Compétences numériques
Compétences numériques : où en sont vraiment les Français en 2026 ?
Un tiers des 16-74 ans manque encore de compétences numériques de base selon l'Insee, pendant que le secteur du numérique reste l'un des plus tendus pour recruter en France. Un écart chiffré, entre illectronisme, usage de l'IA et besoins des entreprises.
Le numérique reste l'un des secteurs où les entreprises peinent le plus à recruter en France, avec près d'un projet sur deux jugé difficile à pourvoir en 2026. Au même moment, un tiers des 16-74 ans manque encore de compétences numériques de base. L'écart entre ce que le marché demande et ce que la population maîtrise mérite d'être regardé de près, chiffres officiels à l'appui.
Un tiers de la population en difficulté avec le numérique
Selon la dernière étude de l'Insee, publiée en février 2026 à partir de l'enquête TIC-ménages 2025, 34 % des personnes de 16 à 74 ans n'utilisent pas internet ou manquent de connaissances de base dans au moins un des cinq domaines de compétences numériques retenus au niveau européen. Parmi elles, 7 % sont en situation d'illectronisme complet : 5 % n'utilisent pas internet et 2 % l'utilisent sans disposer d'aucune compétence identifiée. Les 27 % restants ont des compétences qualifiées de faibles, avec des lacunes dans un à trois des cinq domaines observés.

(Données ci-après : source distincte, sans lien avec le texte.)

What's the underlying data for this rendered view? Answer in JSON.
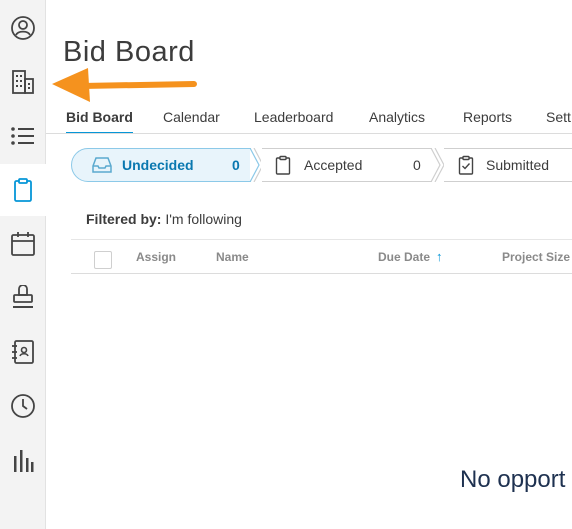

L'âge reste le facteur le plus déterminant. L'illectronisme touche seulement 1 % des 16-29 ans contre 54 % des 75 ans et plus, avec une hausse progressive à chaque tranche : 2 % chez les 30-44 ans, 6 % chez les 45-59 ans, 17 % chez les 60-74 ans.
Quelles compétences sont vraiment mesurées ?
L'indicateur européen utilisé par l'Insee découpe les compétences numériques en cinq domaines : la recherche d'information, la communication, l'usage de logiciels, la protection des données personnelles et la résolution de problèmes. Tous ne sont pas maîtrisés au même niveau. La communication arrive largement en tête, avec seulement 6 % de la population sans aucune notion. À l'inverse, la protection des données constitue le point le plus faible : 22 % des 16-74 ans n'ont aucune connaissance dans ce domaine. L'usage de logiciels suit de près, avec 23 % sans aucune notion et seulement 56 % de niveau avancé, la proportion la plus basse des cinq domaines.
L'IA générative accentue-t-elle l'écart ?
La même enquête s'est penchée sur l'usage de l'intelligence artificielle générative. En 2025, 37 % des 16-74 ans déclarent l'avoir utilisée au cours des trois derniers mois. Le taux grimpe à 85 % chez les étudiants, pour qui l'apprentissage reste le premier motif d'usage et à 73 % chez les 16-29 ans. Il retombe à 9 % chez les 60-74 ans. Chez les actifs occupés, l'usage atteint 40 %, un niveau proche de celui des personnes en recherche d'emploi, à 43 %.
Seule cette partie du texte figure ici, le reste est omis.